[Haskell-cafe] Help to create a function to calculate a n element moving average ??

[Henning Thielemann]

S. Doaitse Swierstra schrieb:
> Avoiding repeated additions:
> 
> movingAverage :: Int -> [Float] -> [Float]
> movingAverage n l = runSums (sum . take n $l) l (drop n l)
>      where n'     = fromIntegral n
>            runSums sum (h:hs) (t:ts) = sum / n' : runSums (sum-h+t) hs ts
>            runSums _   _     []      = []

Moving average can be interpreted as convolution (*):
[1/n,1/n,1/n,...,1/n] * xs

You may drop the first (n-1) values, since they average over initial
padding zeros.

Convolution is associative and you can decompose the first operand into
simpler parts:

1/n · [1,1,1,...] * [1,0,0,....,0,0,-1] * xs
 = 1/n · integrate ([1,0,0,....,0,0,-1] * xs)
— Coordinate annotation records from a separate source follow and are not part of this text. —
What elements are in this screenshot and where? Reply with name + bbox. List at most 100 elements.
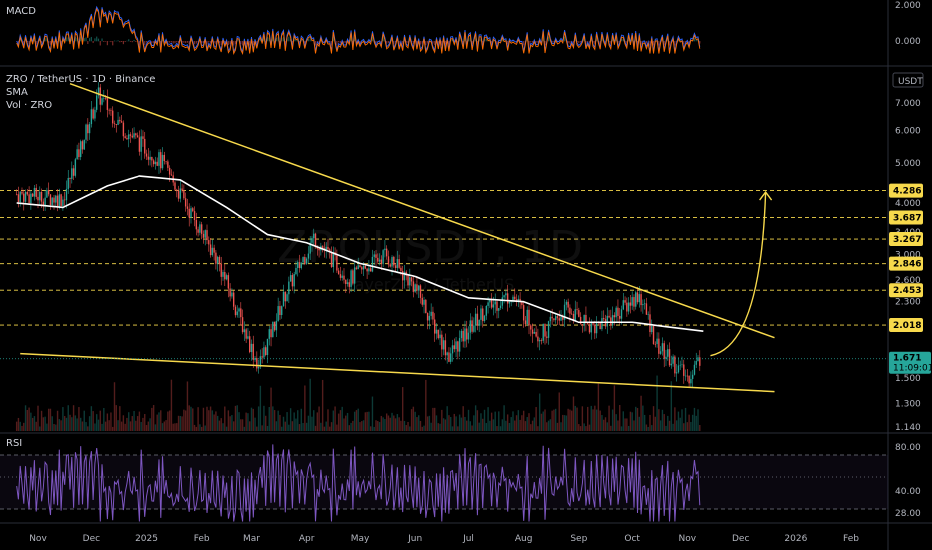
volume-bar — [635, 406, 637, 431]
candle-body — [161, 154, 164, 169]
volume-bar — [181, 416, 183, 431]
volume-bar — [569, 409, 571, 431]
candle-body — [170, 174, 173, 176]
candle-body — [519, 298, 521, 302]
volume-bar — [177, 415, 180, 431]
volume-bar — [133, 410, 135, 431]
volume-bar — [437, 423, 439, 431]
volume-bar — [530, 424, 532, 431]
volume-bar — [547, 420, 550, 431]
volume-bar — [387, 415, 390, 431]
volume-bar — [362, 420, 365, 431]
macd-histogram-bar — [464, 36, 466, 42]
candle-body — [245, 329, 247, 339]
volume-bar — [668, 420, 671, 431]
candle-body — [656, 338, 658, 345]
macd-histogram-bar — [364, 41, 366, 43]
candle-body — [211, 247, 214, 256]
macd-histogram-bar — [101, 38, 103, 42]
candle-body — [410, 277, 413, 282]
macd-histogram-bar — [279, 41, 281, 44]
volume-bar — [172, 423, 174, 431]
level-badge — [889, 283, 923, 298]
candle-body — [117, 119, 119, 125]
macd-histogram-bar — [684, 41, 687, 42]
macd-histogram-bar — [158, 37, 160, 42]
volume-bar — [421, 426, 423, 431]
currency-box[interactable] — [892, 72, 924, 88]
volume-bar — [21, 425, 23, 431]
candle-body — [688, 375, 690, 384]
macd-histogram-bar — [668, 41, 671, 46]
candle-body — [65, 188, 68, 201]
volume-bar — [81, 421, 84, 431]
macd-histogram-bar — [53, 41, 55, 44]
volume-bar — [608, 405, 610, 431]
level-badge — [889, 210, 923, 225]
volume-bar — [611, 409, 614, 431]
volume-bar — [33, 416, 36, 431]
macd-histogram-bar — [103, 41, 105, 42]
volume-bar — [544, 409, 546, 431]
volume-bar — [92, 411, 94, 431]
macd-histogram-bar — [674, 41, 676, 46]
candle-body — [133, 133, 135, 138]
volume-bar — [457, 426, 459, 431]
candle-body — [421, 297, 423, 305]
candle-body — [94, 109, 96, 119]
macd-histogram-bar — [645, 41, 648, 44]
macd-histogram-bar — [140, 36, 142, 42]
volume-bar — [485, 423, 488, 431]
macd-histogram-bar — [359, 41, 361, 43]
macd-histogram-bar — [491, 41, 493, 44]
macd-histogram-bar — [434, 41, 436, 45]
candle-body — [53, 197, 55, 203]
time-axis-label: Nov — [29, 534, 47, 544]
candle-body — [275, 320, 278, 331]
trendline-resistance[interactable] — [69, 82, 775, 339]
trendline-support[interactable] — [20, 352, 775, 393]
volume-bar — [482, 418, 484, 431]
candle-body — [522, 305, 525, 321]
volume-bar — [259, 385, 262, 431]
macd-histogram-bar — [469, 37, 471, 42]
candle-body — [476, 313, 479, 326]
volume-bar — [681, 409, 683, 431]
macd-histogram-bar — [284, 41, 286, 45]
candle-body — [197, 229, 199, 233]
macd-histogram-bar — [336, 41, 338, 45]
macd-histogram-bar — [426, 41, 429, 44]
candle-body — [428, 315, 431, 321]
time-axis-label: Sep — [570, 534, 587, 544]
volume-bar — [563, 415, 566, 431]
volume-bar — [441, 409, 443, 431]
candle-body — [483, 315, 486, 322]
macd-histogram-bar — [523, 41, 525, 46]
candle-body — [304, 256, 306, 264]
candle-body — [47, 190, 50, 195]
volume-bar — [115, 405, 117, 431]
volume-bar — [496, 426, 498, 431]
macd-histogram-bar — [119, 41, 121, 43]
volume-bar — [464, 416, 466, 431]
volume-bar — [265, 415, 267, 431]
candle-body — [85, 124, 87, 140]
candle-body — [261, 356, 263, 358]
candle-body — [46, 190, 48, 198]
level-badge — [889, 256, 923, 271]
candle-body — [393, 256, 395, 266]
candle-body — [238, 308, 240, 312]
candle-body — [181, 188, 183, 191]
macd-histogram-bar — [528, 41, 530, 46]
volume-bar — [53, 423, 55, 431]
candle-body — [90, 109, 93, 125]
volume-bar — [684, 407, 687, 431]
volume-bar — [526, 417, 528, 431]
volume-bar — [263, 405, 265, 431]
volume-bar — [236, 405, 238, 431]
macd-histogram-bar — [596, 37, 598, 42]
volume-bar — [503, 405, 505, 431]
macd-histogram-bar — [281, 37, 283, 42]
volume-bar — [353, 411, 356, 431]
Convolution is commutative, thus you could also write
 = 1/n · [1,0,0,....,0,0,-1] * integrate xs
 but then integration of xs will yield unbounded values and thus higher
rounding errors.

This yields:

movingAverage :: Int -> [Float] -> [Float]
movingAverage n =
   drop (n-1) .
   map (/ fromIntegral n) .
   scanl1 (+) .
   (\xs -> zipWith (-) xs (replicate n 0 ++ xs))

This should be the same as the implementation above, but maybe a bit
nicer. :-)